A liberal or radical left that is anti-technology and opposed to the prudent use of natural resources is not a left at all; it is simply a version of the anti-Enlightenment right. Which brings me to the hipster intelligentsia of today and its precursor, the bohemian intelligentsia of the nineteenth and twentieth centuries. While this class of declasses may favor modernist experiments in the arts and private life, generation after generation of bohemians and hipsters for the most part have railed against the manifestations of modernity—machine technology, large-scale industry, big organizations, rationalized bureaucratic government. The argument that these are incompatible with personal authenticity and the purity of nature is not a progressive or liberal argument.
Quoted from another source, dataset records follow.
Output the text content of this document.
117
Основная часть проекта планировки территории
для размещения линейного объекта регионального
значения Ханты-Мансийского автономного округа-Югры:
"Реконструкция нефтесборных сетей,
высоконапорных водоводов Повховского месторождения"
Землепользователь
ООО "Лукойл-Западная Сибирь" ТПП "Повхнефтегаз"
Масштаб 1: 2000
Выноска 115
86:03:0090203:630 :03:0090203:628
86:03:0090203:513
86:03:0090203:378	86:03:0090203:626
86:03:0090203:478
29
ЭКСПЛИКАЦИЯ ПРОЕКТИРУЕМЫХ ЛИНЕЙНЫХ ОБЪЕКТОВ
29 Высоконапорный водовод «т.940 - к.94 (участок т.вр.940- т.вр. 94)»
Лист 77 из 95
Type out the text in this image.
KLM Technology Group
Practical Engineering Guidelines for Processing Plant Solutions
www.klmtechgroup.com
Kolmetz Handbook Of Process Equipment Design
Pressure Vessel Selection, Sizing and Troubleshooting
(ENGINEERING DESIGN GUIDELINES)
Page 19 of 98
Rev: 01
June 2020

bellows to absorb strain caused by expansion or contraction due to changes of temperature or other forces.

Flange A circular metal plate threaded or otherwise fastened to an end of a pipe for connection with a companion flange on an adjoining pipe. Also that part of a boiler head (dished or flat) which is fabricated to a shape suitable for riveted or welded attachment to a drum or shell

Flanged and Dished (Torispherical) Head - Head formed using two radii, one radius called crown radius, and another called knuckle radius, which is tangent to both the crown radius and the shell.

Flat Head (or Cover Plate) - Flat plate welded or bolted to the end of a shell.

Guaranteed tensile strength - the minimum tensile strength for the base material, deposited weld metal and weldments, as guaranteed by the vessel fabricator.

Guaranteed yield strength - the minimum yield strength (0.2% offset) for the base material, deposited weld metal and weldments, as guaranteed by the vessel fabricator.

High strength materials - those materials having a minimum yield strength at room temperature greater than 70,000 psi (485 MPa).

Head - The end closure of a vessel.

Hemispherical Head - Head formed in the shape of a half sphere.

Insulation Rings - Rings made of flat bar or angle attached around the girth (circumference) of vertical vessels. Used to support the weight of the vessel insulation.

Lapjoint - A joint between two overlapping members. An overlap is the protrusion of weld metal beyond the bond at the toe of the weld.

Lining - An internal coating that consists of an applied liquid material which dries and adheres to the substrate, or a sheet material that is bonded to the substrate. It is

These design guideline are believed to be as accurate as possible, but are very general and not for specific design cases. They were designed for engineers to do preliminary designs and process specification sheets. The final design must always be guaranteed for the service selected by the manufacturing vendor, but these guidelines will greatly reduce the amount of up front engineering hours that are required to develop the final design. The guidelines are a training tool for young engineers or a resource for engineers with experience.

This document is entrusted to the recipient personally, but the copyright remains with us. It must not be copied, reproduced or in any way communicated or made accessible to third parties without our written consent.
It is a romantic argument—to be specific, an argument which originated around 1800 with German Romanticism, which was a powerful reaction against the very Enlightenment that still guides genuine liberals and leftists. By the mid-1800s romanticism spread from the small towns of Germany to the bohemian sections of Paris, which became the model for self-conscious, counter-cultural bohemias around the world, including Greenwich Village and Haight-Ashbury, before bohemian culture migrated onto university campuses, its present habitat. From their beginnings in early industrial Europe, bohemias have been populated chiefly by the downwardly-mobile children of the rich and the professional classes. As Christopher Lasch, an anti-bohemian liberal, pointed out, it’s easier to rebel against the Machine Age and worship the primitive if you have a trust fund.
Even the most thoroughly “futuristic” liberal would like to preserve some element of premodern civilization in advanced technological civilization, for sentimental reasons (I am partial to metrical verse, a system of composition which lost its functional utility first with writing and then with recording). But if you prefer 1920s trolleys to automobiles, and you prefer seventeenth-century New England heirloom turkeys and heirloom squash to products of industrialized agriculture, and you think that we should subsidize and support eighteenth-century cheese-making and nineteenth-century craft brewing, and you want to defend mom-and-pop stores against modern chains, and you wear a 1950s fedora or a 1960s tie-dyed shirt as an ironic statement—in what sense exactly are you a “progressive,” rather than a self-consciously anachronistic conservative?